When Did Intelligent Life Emerge in the Universe? » A Curious Mind
Figure 1. The Helix Nebula; the gaseous outer layers expelled by a dying star. The ejected material enriches the interstellar medium (from which new stars and planets form) with carbon. Credit: NASA, ESA, C. R. O’Dell (Vanderbilt University), M. Meixner and P. McCullough (STScI).
Observations from the ground and with the Hubble Space Telescope have shown that the cosmic rate of birth of new stars reached its peak some 9–10 billion years ago, and it has been declining ever since. The peak in the universal rate of carbon production lags behind the cosmic star-formation rate by no more than about a billion years. Consequently, we can guess that if the universe did indeed experience a burst of life-formation, similar perhaps (in terms of its eruptive nature) to the Cambrian explosion on Earth, the earliest this might have happened was about 9 billion years ago.

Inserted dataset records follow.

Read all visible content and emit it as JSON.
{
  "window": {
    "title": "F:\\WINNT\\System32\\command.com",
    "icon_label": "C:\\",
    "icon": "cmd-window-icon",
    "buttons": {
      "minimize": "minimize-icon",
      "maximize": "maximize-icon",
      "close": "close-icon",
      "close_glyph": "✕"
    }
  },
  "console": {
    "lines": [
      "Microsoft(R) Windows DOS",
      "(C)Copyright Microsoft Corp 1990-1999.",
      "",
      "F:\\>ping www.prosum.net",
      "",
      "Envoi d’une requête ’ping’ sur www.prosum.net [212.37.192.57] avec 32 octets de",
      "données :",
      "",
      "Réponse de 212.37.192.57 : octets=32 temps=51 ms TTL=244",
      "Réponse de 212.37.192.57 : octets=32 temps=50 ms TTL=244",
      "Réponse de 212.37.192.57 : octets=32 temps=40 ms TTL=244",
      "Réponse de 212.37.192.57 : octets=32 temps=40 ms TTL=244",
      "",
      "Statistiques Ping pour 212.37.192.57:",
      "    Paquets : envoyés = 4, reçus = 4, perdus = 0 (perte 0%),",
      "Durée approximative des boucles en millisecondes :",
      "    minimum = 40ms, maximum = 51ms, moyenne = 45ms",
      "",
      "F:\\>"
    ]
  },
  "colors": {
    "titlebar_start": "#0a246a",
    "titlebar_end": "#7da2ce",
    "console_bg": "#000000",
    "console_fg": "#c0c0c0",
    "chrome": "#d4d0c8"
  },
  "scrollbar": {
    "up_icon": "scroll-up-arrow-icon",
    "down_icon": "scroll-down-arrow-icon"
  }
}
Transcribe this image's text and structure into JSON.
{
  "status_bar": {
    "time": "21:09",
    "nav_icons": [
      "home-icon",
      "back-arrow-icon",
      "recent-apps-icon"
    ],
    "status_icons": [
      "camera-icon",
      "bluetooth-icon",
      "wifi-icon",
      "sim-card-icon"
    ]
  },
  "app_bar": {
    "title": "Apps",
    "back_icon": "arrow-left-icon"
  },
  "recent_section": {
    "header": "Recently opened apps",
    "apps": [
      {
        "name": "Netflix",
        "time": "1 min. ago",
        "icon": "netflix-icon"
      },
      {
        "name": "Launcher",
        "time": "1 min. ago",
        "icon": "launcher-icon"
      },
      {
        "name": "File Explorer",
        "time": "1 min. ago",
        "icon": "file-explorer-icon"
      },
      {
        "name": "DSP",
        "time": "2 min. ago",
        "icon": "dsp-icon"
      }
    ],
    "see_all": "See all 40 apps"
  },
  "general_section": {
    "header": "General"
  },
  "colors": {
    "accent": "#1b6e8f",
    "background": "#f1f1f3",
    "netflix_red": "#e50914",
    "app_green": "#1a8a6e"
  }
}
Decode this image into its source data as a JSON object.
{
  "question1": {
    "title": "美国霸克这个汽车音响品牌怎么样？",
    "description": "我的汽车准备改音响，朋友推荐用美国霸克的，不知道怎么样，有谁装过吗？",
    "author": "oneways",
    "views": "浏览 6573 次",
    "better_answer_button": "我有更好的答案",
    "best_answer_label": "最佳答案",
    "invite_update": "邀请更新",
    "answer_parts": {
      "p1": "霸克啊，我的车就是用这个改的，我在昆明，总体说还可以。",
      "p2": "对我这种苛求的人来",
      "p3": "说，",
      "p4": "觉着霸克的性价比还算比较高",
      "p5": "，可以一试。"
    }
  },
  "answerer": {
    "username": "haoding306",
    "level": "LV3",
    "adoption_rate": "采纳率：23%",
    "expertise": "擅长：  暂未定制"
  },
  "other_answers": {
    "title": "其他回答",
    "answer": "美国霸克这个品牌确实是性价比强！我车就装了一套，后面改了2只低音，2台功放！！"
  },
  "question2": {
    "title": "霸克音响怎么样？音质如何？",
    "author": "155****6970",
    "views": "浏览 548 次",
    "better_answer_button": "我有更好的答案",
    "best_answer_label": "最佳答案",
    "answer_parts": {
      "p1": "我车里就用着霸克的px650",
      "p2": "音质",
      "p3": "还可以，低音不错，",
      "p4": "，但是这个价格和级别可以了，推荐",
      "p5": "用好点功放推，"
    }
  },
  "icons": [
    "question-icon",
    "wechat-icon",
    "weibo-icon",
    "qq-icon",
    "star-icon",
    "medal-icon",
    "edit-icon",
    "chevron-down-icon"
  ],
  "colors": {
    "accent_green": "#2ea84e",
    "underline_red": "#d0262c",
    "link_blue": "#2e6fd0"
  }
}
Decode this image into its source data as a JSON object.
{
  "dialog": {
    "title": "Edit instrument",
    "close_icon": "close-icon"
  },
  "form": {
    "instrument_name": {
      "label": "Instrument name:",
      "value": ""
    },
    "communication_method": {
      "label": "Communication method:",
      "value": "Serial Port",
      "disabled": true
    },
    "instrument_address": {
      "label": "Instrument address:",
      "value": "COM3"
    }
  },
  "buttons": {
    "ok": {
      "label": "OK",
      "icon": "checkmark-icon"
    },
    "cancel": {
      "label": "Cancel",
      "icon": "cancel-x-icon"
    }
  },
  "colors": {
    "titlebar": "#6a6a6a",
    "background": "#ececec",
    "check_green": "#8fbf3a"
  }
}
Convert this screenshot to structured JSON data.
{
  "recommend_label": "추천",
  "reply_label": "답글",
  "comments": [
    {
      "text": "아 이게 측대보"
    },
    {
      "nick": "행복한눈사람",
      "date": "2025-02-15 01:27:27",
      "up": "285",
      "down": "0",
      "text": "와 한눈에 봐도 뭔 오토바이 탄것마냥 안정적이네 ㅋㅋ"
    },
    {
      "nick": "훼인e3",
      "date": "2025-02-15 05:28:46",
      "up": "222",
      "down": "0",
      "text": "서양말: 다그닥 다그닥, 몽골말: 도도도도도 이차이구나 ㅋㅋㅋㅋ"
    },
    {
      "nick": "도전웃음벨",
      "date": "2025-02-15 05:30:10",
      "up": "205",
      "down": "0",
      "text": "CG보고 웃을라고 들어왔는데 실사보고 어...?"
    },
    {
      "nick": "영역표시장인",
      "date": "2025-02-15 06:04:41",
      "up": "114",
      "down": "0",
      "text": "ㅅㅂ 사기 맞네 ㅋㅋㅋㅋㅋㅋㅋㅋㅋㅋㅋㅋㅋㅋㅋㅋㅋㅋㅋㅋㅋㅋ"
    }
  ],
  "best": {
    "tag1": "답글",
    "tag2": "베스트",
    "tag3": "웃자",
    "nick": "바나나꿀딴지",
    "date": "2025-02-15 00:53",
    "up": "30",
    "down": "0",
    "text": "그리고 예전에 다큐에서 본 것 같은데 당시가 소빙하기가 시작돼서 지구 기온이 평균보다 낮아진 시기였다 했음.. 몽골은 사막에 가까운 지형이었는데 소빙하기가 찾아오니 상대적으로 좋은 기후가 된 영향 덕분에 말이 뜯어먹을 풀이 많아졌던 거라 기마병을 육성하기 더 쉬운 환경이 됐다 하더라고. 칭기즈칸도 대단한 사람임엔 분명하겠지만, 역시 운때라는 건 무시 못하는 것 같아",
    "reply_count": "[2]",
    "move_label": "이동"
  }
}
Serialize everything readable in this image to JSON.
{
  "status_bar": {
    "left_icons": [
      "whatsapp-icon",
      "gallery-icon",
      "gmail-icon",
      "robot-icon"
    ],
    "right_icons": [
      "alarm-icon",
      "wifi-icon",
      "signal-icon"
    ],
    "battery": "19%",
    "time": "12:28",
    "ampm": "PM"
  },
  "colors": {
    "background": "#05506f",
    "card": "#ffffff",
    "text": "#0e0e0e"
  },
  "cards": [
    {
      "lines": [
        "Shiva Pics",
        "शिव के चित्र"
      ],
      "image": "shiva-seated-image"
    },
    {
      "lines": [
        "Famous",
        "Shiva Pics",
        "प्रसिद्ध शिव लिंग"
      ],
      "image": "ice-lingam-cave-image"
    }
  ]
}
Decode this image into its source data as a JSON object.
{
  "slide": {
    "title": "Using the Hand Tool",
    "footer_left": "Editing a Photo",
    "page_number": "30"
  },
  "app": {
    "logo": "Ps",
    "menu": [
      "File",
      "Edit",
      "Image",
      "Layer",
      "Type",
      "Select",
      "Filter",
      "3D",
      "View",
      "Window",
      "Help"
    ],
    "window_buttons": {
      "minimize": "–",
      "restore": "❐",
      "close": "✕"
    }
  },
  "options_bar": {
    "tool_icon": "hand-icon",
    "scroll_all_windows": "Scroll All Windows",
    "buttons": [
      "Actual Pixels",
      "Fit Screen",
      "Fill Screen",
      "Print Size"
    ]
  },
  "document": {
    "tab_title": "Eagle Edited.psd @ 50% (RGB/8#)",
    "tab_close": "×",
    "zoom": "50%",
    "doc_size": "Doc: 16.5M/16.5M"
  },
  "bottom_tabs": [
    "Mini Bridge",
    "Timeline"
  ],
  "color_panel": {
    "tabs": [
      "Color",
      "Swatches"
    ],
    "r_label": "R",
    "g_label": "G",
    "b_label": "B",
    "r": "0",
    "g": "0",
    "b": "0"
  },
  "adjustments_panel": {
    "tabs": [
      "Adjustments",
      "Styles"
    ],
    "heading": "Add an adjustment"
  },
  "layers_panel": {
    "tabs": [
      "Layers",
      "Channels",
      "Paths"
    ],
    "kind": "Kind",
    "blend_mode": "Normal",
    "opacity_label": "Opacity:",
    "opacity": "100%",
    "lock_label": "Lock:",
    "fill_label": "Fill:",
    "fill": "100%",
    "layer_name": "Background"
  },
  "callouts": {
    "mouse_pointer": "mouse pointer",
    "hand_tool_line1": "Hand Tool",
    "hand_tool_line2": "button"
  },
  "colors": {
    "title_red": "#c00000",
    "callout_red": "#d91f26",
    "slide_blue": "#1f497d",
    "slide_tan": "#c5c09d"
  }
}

It took life on Earth about three billion years to develop from primitive to complex. We have no idea if this is “typical,” but it seems reasonable to assume that if “intelligent” life develops at all, this process should take a few billion years, given the rather slow pace of Darwinian-like evolution. This means that we might expect “intelligent” (more cautiously, “complex”) life forms to have emerged in abundance in the universe some 5–6 billion years ago. If true, then there could be quite a few civilizations out there that are more advanced than ours by a few billions of years. How is that for a humbling thought?